The Shires - The Institute, Birmingham Wednesday 30th July 2014

UK new 'country' duo The Shires have been presented with an unprecedented opportunity to make a well backed record that could take this modern genre of music in this country into unchartered territory. Formed a little over a year ago and now under the wing of Decca Records, the duo of Chrissie Rhodes and Ben Earle are being targeted at taking on the country pop wing of Nashville’s mainstream elite at their own game. In preparation for their upcoming debut album release, The Shires have undertaken a few UK dates to add some experience to the media adulation being bestowed upon them. As a consequence, the upstairs room at Birmingham’s established Institute venue was well attended with an audience intrigued to find out more about the band.

Opening up for The Shires on this short tour was young singer songwriter Frankie Davies who played an half hour set of acoustic driven country music with a slight edge and no little heart. There was a flicker of maturity in her performance which benefitted from an impressive vocal range, solid guitar playing and an enterprising enthusiasm for her music. Not afraid from sharing the intimate inspiration for her art, Frankie struck the right chord for what is needed to interpret and tap into high quality country music. The moving ‘Superman’ is her current framed gift to the music world and this was well supported on the evening by a song recalled to be ‘High Love’ and the excellent ‘Dancing All Night’. Perhaps it was the commitment after several years to conquer the ‘Highwayman’ and play this iconic song live which more than most showed Frankie’s intent to make inroads on the country music circuit.

Chrissie and Ben are not short of experience in their individual music endeavours and they have to quickly draw on this to match the pace of their rapid evolution as The Shires. The hour long set they played in Birmingham was packed with original material that weaved in a host of personal inspiration alongside designated strategically targeted material. The vocals of Chrissie are highly suited to the style of music being desired as she can effortlessly move into power mode. Ben is a determined songwriter who is at ease delivering his songs both from guitar and keyboards.

Frankie Davies
Of the two singles released to date, and obviously both featured in the set, ‘Tonight’ outshone ‘Nashville Under Grey Skies’ and one can envisage the day when a backing band takes the live rendition of the former into a higher stratosphere than the Institute’s Temple room. While you feel the numbers ‘Made in England’, ‘Stateline’ and their take on the country staple of drinking whiskey are a little contrived, there is an enormous depth of sincerity to ‘I Just Wanna Love You’, ‘Black and White’ and a song belatedly added to the set list believed to be ‘Only Midnight’.

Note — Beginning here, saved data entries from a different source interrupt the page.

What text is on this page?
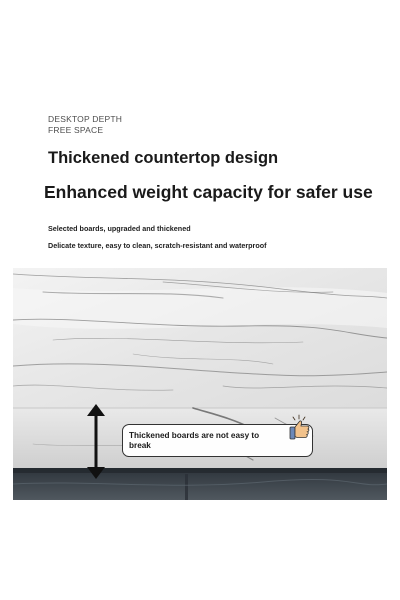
DESKTOP DEPTH
FREE SPACE
Thickened countertop design
Enhanced weight capacity for safer use
Selected boards, upgraded and thickened
Delicate texture, easy to clean, scratch-resistant and waterproof
Thickened boards are not easy to break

With a determination to steer clear of country covers and develop a reputation as a strong song writing duo, the couple only strayed into the works of others for their solitary encore number and strikingly stripped down Candi Staton’s dance classic ‘Young Hearts Run Free’ to a slow acoustic ballad. With the new album out soon, the wait will almost be over to see if The Shires can meet the lofty ideals of those prepared to invest in their talents. As a duo, they haven’t had the benefit of a serious grounding via a heap of career shaping gigs and soul searching indie releases but they have the chance of a lifetime to fulfil their individual personal goals of making waves in the music industry.